# Help with Acoustics and panels



## jdeanmc (Aug 26, 2008)

Hi all,
Im sure you guys get tired of answering the same old questions over and over BUT.I need help!!

Im ready to sort out acoustic problems.My room is 23x23(dreaded square)its a basement room with concrete floor.all corners have potential problems as far as adding corner chunks.ie.front left is a opening leading upstair,front right has a door leading to an understairs storage room.left rear has a 4x8 restroom built INTO the room.The right rear has a door leading into basement garage but i do have room for corner traps there(the door is about 28 inches from corner)
I found a local supplier that has OC 703only no 705.
I built (2) 24"x48"x2" with a frame that keeps them about 1.5 inches off the wall and put them at the first reflection point as well as (2)24'x48"x4" panels that are now on the back wall directly behind listeners heads.
Now where do i need more panels?do these on back walls need to be moved and whats by best bet for sound improvements?
My equipment list is..
yamaha Rx-v1800 receiver.Hsu Mbm12 mid bass module.Hsu Vtf3Mk3 Ho with turbo,Klipsch rf-3II fronts.RCII center cdt 5800 c surrounds.
The walls are tongue in groove wood(i assume this is probably worse than drywall?)
What is my best bang for the buck?


----------



## bpape (Sep 14, 2006)

The paneling on the wall can be OK - provided it's insulated behind.

As for bass control, put some in the 2 corners formed by the inset of the bathroom in addition to the one in the lower right you spoke of. Make them all at least 4" thick and straddling the corners.

The panels you have behind the listening position and 4" thick will work very well helping with length modes.

The other thing you should likely do is put a nice area rug between the listening position and the speakers.

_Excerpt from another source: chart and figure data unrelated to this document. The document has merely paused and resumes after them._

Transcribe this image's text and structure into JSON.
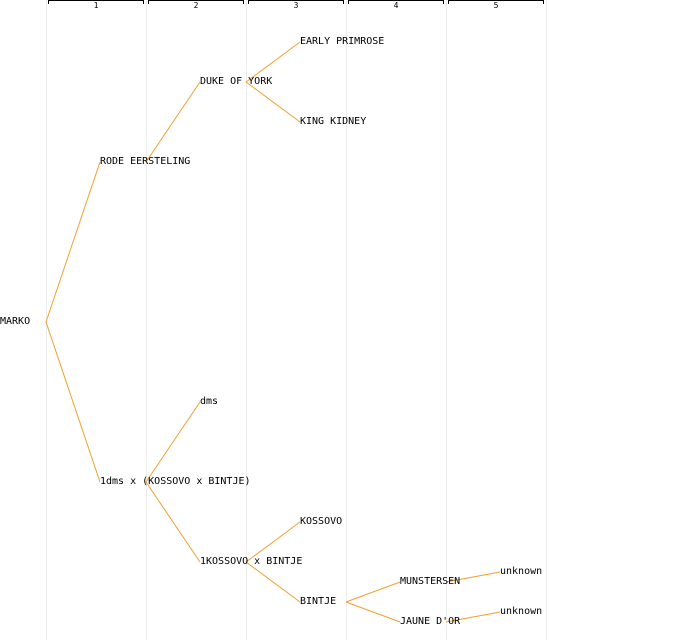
{
  "generations": [
    "1",
    "2",
    "3",
    "4",
    "5"
  ],
  "edge_color": "#f0a030",
  "tree": {
    "name": "MARKO",
    "children": [
      {
        "name": "RODE EERSTELING",
        "children": [
          {
            "name": "DUKE OF YORK",
            "children": [
              {
                "name": "EARLY PRIMROSE"
              },
              {
                "name": "KING KIDNEY"
              }
            ]
          }
        ]
      },
      {
        "name": "1dms x (KOSSOVO x BINTJE)",
        "children": [
          {
            "name": "dms"
          },
          {
            "name": "1KOSSOVO x BINTJE",
            "children": [
              {
                "name": "KOSSOVO"
              },
              {
                "name": "BINTJE",
                "children": [
                  {
                    "name": "MUNSTERSEN",
                    "children": [
                      {
                        "name": "unknown"
                      }
                    ]
                  },
                  {
                    "name": "JAUNE D'OR",
                    "children": [
                      {
                        "name": "unknown"
                      }
                    ]
                  }
                ]
              }
            ]
          }
        ]
      }
    ]
  }
}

Are the ceiling joists open or is there a drop ceiling in there?

Bryan


----------



## jdeanmc (Aug 26, 2008)

the ceiling is finished,its sheetrock with wooden"scissor joist"between the ceiling and upstairs great room floor.
I do have carpet over the concrete floor but its thin with little padding under it.
Would the super chunk stacked triangles built into corners be much better than "panels"?
We have cats and i worry about having the panels or triangles all the way to the floor becoming climbing posts!
do i need any more 2inch panels on the side walls or is just the 2 at first reflections points likely sufficient?
Will treating the rear corners do as well as if i could treat the front corners?


----------



## bpape (Sep 14, 2006)

The chunks will reach considerably deeper into the bass. You can use a fabric that doesn't pick easily for cat purposes. Something like Muslin should work well.

For the side walls, I'd likely do probably 2-3 panels on each side wall.

Bryan


----------